One more comment, idk if ya'll remember that forecast that came out in April(? iirc ?) where the thesis was the "time an AI can operate autonomously is doubling every 4-7 months." AI-2027 authors were like "this is the smoking gun, it shows why are model is correct!!"
They used some really sketchy metric where they asked SWEs to do a task, measured the time it took and then had the models do the task and said that the model's performance was wherever it succeeded at 50% of the tasks based on the time it took the SWEs (wtf?) and then they drew an exponential curve through it. My gut feeling is that the reason they choose 50% is because other values totally ruin the exponential curve, but I digress.

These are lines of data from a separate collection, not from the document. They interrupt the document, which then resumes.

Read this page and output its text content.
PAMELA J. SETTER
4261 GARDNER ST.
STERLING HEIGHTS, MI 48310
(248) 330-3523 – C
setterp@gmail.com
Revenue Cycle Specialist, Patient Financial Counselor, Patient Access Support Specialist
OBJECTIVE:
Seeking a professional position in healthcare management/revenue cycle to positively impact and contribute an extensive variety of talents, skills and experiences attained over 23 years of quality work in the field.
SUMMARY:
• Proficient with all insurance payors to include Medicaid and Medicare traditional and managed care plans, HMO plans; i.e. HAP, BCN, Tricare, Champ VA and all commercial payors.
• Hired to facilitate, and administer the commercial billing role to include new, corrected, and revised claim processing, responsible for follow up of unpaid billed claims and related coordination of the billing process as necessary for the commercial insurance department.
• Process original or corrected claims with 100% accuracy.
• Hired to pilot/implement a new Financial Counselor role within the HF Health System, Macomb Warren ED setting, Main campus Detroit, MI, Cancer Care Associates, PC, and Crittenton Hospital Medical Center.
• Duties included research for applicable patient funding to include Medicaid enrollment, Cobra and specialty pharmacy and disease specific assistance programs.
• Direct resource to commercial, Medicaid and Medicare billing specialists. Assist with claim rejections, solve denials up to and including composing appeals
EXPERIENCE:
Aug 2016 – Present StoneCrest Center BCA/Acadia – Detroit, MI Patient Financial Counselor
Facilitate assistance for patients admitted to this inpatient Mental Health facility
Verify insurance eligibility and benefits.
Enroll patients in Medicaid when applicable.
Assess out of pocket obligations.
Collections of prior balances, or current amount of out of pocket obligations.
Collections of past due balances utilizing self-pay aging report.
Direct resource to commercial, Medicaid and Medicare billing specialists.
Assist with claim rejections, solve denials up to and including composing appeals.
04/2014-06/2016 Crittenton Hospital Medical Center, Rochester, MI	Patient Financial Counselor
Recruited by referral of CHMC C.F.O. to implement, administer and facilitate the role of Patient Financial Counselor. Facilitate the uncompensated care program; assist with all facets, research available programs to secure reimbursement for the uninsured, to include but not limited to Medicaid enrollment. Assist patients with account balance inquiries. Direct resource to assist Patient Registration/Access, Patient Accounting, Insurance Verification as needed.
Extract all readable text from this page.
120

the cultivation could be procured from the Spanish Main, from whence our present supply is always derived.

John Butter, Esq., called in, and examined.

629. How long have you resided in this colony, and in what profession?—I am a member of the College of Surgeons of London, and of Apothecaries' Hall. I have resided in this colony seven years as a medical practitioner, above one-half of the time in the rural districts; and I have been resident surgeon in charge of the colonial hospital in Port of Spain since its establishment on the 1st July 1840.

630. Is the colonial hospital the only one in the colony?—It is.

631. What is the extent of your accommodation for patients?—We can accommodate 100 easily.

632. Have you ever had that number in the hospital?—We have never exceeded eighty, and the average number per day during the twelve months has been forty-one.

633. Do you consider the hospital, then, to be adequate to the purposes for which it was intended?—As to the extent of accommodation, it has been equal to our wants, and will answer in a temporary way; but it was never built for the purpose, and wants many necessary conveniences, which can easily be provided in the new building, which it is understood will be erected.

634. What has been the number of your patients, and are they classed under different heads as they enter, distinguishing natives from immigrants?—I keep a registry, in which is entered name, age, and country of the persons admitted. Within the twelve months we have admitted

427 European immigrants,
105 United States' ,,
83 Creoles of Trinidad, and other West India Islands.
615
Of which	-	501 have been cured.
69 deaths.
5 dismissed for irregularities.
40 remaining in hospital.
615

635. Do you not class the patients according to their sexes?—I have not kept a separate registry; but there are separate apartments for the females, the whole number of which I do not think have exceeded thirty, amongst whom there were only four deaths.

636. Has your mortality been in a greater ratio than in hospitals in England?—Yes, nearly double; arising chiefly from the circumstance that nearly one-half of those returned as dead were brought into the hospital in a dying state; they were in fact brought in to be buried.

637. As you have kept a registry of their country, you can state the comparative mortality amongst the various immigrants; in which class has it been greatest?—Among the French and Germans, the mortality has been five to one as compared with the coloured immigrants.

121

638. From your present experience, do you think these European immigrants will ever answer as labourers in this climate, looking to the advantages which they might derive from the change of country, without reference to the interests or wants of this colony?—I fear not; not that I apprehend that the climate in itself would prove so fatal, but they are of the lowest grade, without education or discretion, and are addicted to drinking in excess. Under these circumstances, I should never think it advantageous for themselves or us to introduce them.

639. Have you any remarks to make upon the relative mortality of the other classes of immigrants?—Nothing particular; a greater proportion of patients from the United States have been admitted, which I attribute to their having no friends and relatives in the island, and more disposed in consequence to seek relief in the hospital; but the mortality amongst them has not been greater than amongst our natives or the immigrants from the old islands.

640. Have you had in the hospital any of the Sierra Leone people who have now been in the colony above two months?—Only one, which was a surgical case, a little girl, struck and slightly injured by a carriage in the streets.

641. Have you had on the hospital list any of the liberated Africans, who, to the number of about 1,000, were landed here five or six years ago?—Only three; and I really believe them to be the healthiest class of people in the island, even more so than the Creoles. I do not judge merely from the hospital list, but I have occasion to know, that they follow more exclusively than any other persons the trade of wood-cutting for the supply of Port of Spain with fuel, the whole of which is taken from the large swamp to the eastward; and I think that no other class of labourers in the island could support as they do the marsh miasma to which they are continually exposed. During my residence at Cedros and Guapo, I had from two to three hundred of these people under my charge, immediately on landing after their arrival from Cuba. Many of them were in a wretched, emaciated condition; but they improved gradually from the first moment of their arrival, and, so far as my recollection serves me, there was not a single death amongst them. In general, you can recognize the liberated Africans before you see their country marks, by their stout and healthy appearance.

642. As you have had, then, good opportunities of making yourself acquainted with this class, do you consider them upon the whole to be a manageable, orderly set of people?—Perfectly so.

Anyways they just did the metrics for Claude 4, the first FrOnTiEr model that came out since they made their chart and... drum roll no improvement... in fact it performed worse than O3 which was first announced last December (note instead of using the date O3 was announced in 2024, they used the date where it was released months later so on their chart it make 'line go up'. A valid choice I guess, but a choice nonetheless.)
This world is a circus tent, and there still aint enough room for all these fucking clowns.





Yeah, METR was the group that made the infamous AI IS DOUBLING EVERY 4-7 MONTHS GRAPH where the measurement was 50% success at SWE tasks based on the time it took a human to complete it. Extremely arbitrary success rate, very suspicious imo. They are fanatics trying to pinpoint when the robo god recursive self improvement loop starts.